Dairy farmers reject no-deal Brexit option

If the United Kingdom divorces from the European Union without an agreed deal, it could be disastrous for farmers in Northern Ireland.

Farmers in all sectors recognize the implications a no-deal Brexit could bring and are urging Prime Minister Theresa May to ensure that scenario is avoided.

More than 800 million litres of milk flow across the border from Northern Ireland to the Republic of Ireland each year. If a hard border was established after a no-deal Brexit, this cross-border trade would be finished and cause heavy financial losses on all sides.

Charlie Weir milks about 600 cows in Waringstown, County Down, in Northern Ireland and sells his milk to Strathroy for processing. Weir initially voted to leave the European Union, but said he would need clearer, factual information if he were to vote leave again in another referendum.

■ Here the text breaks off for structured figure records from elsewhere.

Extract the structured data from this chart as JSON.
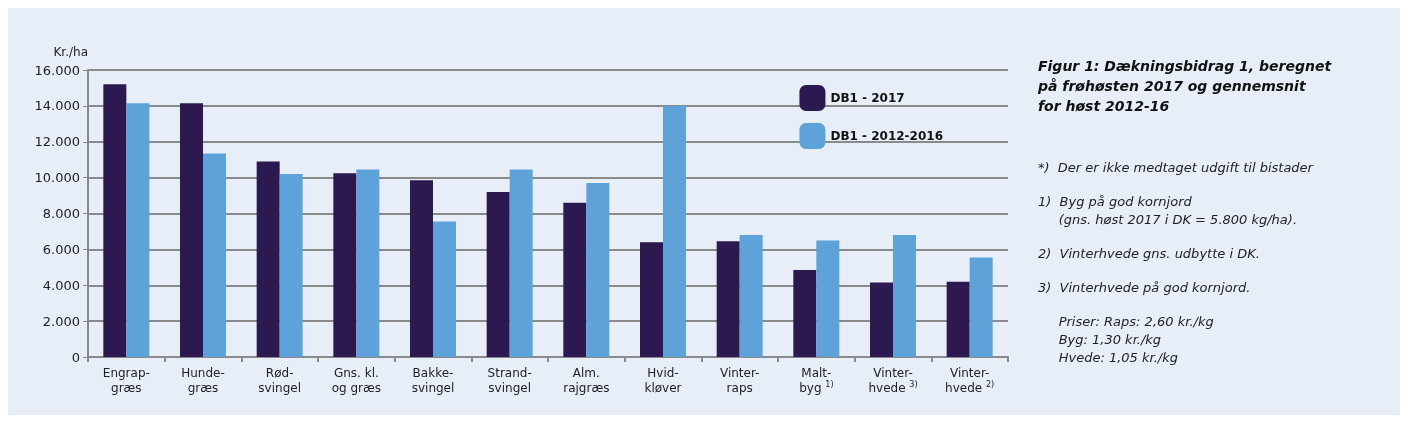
{
  "chart_data": {
    "type": "bar",
    "title": "Figur 1: Dækningsbidrag 1, beregnet\npå frøhøsten 2017 og gennemsnit\nfor høst 2012-16",
    "ylabel": "Kr./ha",
    "categories": [
      "Engrap-\ngræs",
      "Hunde-\ngræs",
      "Rød-\nsvingel",
      "Gns. kl.\nog græs",
      "Bakke-\nsvingel",
      "Strand-\nsvingel",
      "Alm.\nrajgræs",
      "Hvid-\nkløver",
      "Vinter-\nraps",
      "Malt-\nbyg $^{1)}$",
      "Vinter-\nhvede $^{3)}$",
      "Vinter-\nhvede $^{2)}$"
    ],
    "series": [
      {
        "name": "DB1 - 2017",
        "color": "#2b1950",
        "values": [
          15200,
          14150,
          10900,
          10250,
          9850,
          9200,
          8600,
          6400,
          6450,
          4850,
          4150,
          4200
        ]
      },
      {
        "name": "DB1 - 2012-2016",
        "color": "#5da3d9",
        "values": [
          14150,
          11350,
          10200,
          10450,
          7550,
          10450,
          9700,
          14000,
          6800,
          6500,
          6800,
          5550
        ]
      }
    ],
    "ylim": [
      0,
      16000
    ],
    "yticks": [
      {
        "value": 0,
        "label": "0"
      },
      {
        "value": 2000,
        "label": "2.000"
      },
      {
        "value": 4000,
        "label": "4.000"
      },
      {
        "value": 6000,
        "label": "6.000"
      },
      {
        "value": 8000,
        "label": "8.000"
      },
      {
        "value": 10000,
        "label": "10.000"
      },
      {
        "value": 12000,
        "label": "12.000"
      },
      {
        "value": 14000,
        "label": "14.000"
      },
      {
        "value": 16000,
        "label": "16.000"
      }
    ],
    "grid": "y",
    "legend": "top right",
    "annotations": [
      "*)  Der er ikke medtaget udgift til bistader",
      "1)  Byg på god kornjord\n     (gns. høst 2017 i DK = 5.800 kg/ha).",
      "2)  Vinterhvede gns. udbytte i DK.",
      "3)  Vinterhvede på god kornjord.",
      "     Priser: Raps: 2,60 kr./kg\n     Byg: 1,30 kr./kg\n     Hvede: 1,05 kr./kg"
    ]
  }
}
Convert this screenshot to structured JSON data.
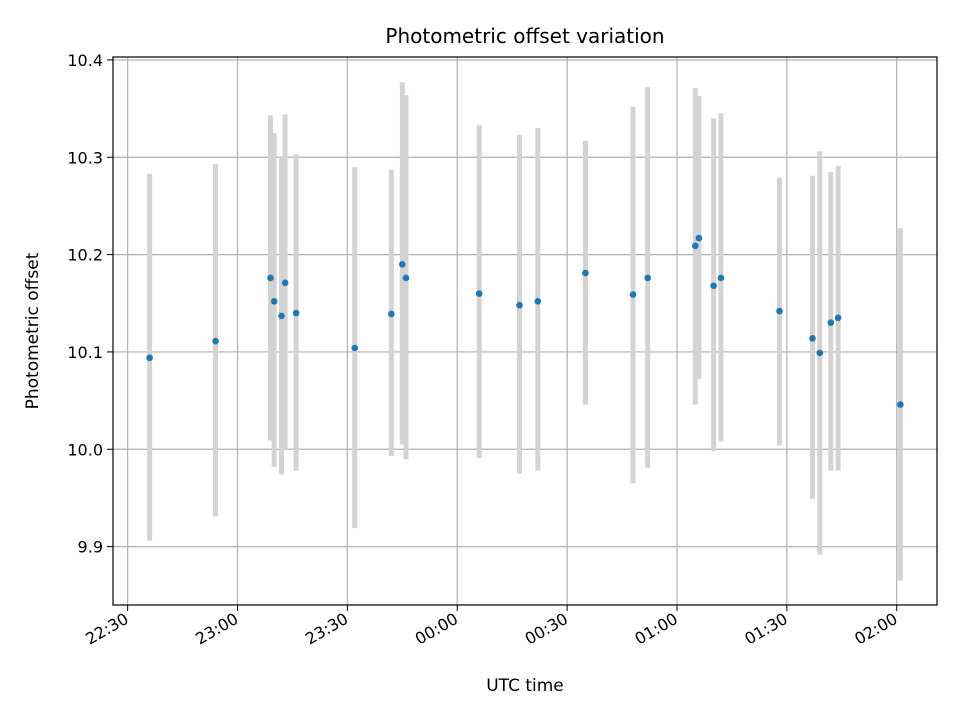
{
  "chart_data": {
    "type": "scatter",
    "title": "Photometric offset variation",
    "xlabel": "UTC time",
    "ylabel": "Photometric offset",
    "grid": true,
    "legend": "none",
    "x_ticks": [
      "22:30",
      "23:00",
      "23:30",
      "00:00",
      "00:30",
      "01:00",
      "01:30",
      "02:00"
    ],
    "y_ticks": [
      "9.9",
      "10.0",
      "10.1",
      "10.2",
      "10.3",
      "10.4"
    ],
    "xlim": [
      "22:26",
      "02:11"
    ],
    "ylim": [
      9.84,
      10.403
    ],
    "marker_color": "#1f77b4",
    "errorbar_color": "#d3d3d3",
    "points": [
      {
        "time": "22:36",
        "y": 10.094,
        "ylo": 9.906,
        "yhi": 10.283
      },
      {
        "time": "22:54",
        "y": 10.111,
        "ylo": 9.931,
        "yhi": 10.293
      },
      {
        "time": "23:09",
        "y": 10.176,
        "ylo": 10.009,
        "yhi": 10.343
      },
      {
        "time": "23:10",
        "y": 10.152,
        "ylo": 9.982,
        "yhi": 10.325
      },
      {
        "time": "23:12",
        "y": 10.137,
        "ylo": 9.974,
        "yhi": 10.301
      },
      {
        "time": "23:13",
        "y": 10.171,
        "ylo": 9.999,
        "yhi": 10.344
      },
      {
        "time": "23:16",
        "y": 10.14,
        "ylo": 9.978,
        "yhi": 10.303
      },
      {
        "time": "23:32",
        "y": 10.104,
        "ylo": 9.919,
        "yhi": 10.29
      },
      {
        "time": "23:42",
        "y": 10.139,
        "ylo": 9.993,
        "yhi": 10.287
      },
      {
        "time": "23:45",
        "y": 10.19,
        "ylo": 10.005,
        "yhi": 10.377
      },
      {
        "time": "23:46",
        "y": 10.176,
        "ylo": 9.99,
        "yhi": 10.364
      },
      {
        "time": "00:06",
        "y": 10.16,
        "ylo": 9.991,
        "yhi": 10.333
      },
      {
        "time": "00:17",
        "y": 10.148,
        "ylo": 9.975,
        "yhi": 10.323
      },
      {
        "time": "00:22",
        "y": 10.152,
        "ylo": 9.978,
        "yhi": 10.33
      },
      {
        "time": "00:35",
        "y": 10.181,
        "ylo": 10.046,
        "yhi": 10.317
      },
      {
        "time": "00:48",
        "y": 10.159,
        "ylo": 9.965,
        "yhi": 10.352
      },
      {
        "time": "00:52",
        "y": 10.176,
        "ylo": 9.981,
        "yhi": 10.372
      },
      {
        "time": "01:05",
        "y": 10.209,
        "ylo": 10.046,
        "yhi": 10.371
      },
      {
        "time": "01:06",
        "y": 10.217,
        "ylo": 10.072,
        "yhi": 10.363
      },
      {
        "time": "01:10",
        "y": 10.168,
        "ylo": 9.998,
        "yhi": 10.34
      },
      {
        "time": "01:12",
        "y": 10.176,
        "ylo": 10.008,
        "yhi": 10.345
      },
      {
        "time": "01:28",
        "y": 10.142,
        "ylo": 10.004,
        "yhi": 10.279
      },
      {
        "time": "01:37",
        "y": 10.114,
        "ylo": 9.949,
        "yhi": 10.281
      },
      {
        "time": "01:39",
        "y": 10.099,
        "ylo": 9.892,
        "yhi": 10.306
      },
      {
        "time": "01:42",
        "y": 10.13,
        "ylo": 9.978,
        "yhi": 10.285
      },
      {
        "time": "01:44",
        "y": 10.135,
        "ylo": 9.978,
        "yhi": 10.291
      },
      {
        "time": "02:01",
        "y": 10.046,
        "ylo": 9.865,
        "yhi": 10.227
      }
    ]
  }
}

“Dairy farmers are already struggling to make a profit and cannot afford to take any more hits,” said Weir. “A no-deal situation would really hit the beef and sheep sectors bad here in Northern Ireland, mostly because if a hard border emerged then export tariffs would paralyze those sectors.

He said the dairy industry in Northern Ireland could be in a position to survive if more milk went to the British mainland, and they could also become more sustainable if they used more liquid milk and other dairy products of their own, rather than relying on imports.

If a hard border comes into force as outlined under proposals if a Brexit deal cannot be reached, than any exports or imports fall under World Trade Organization rules, and that could mean that milk would face a 40 percent export tariff.

“We would lose a lot of trade in the milk powder markets if tariffs were introduced. No one wants a hard border here under any circumstances,” said Weir.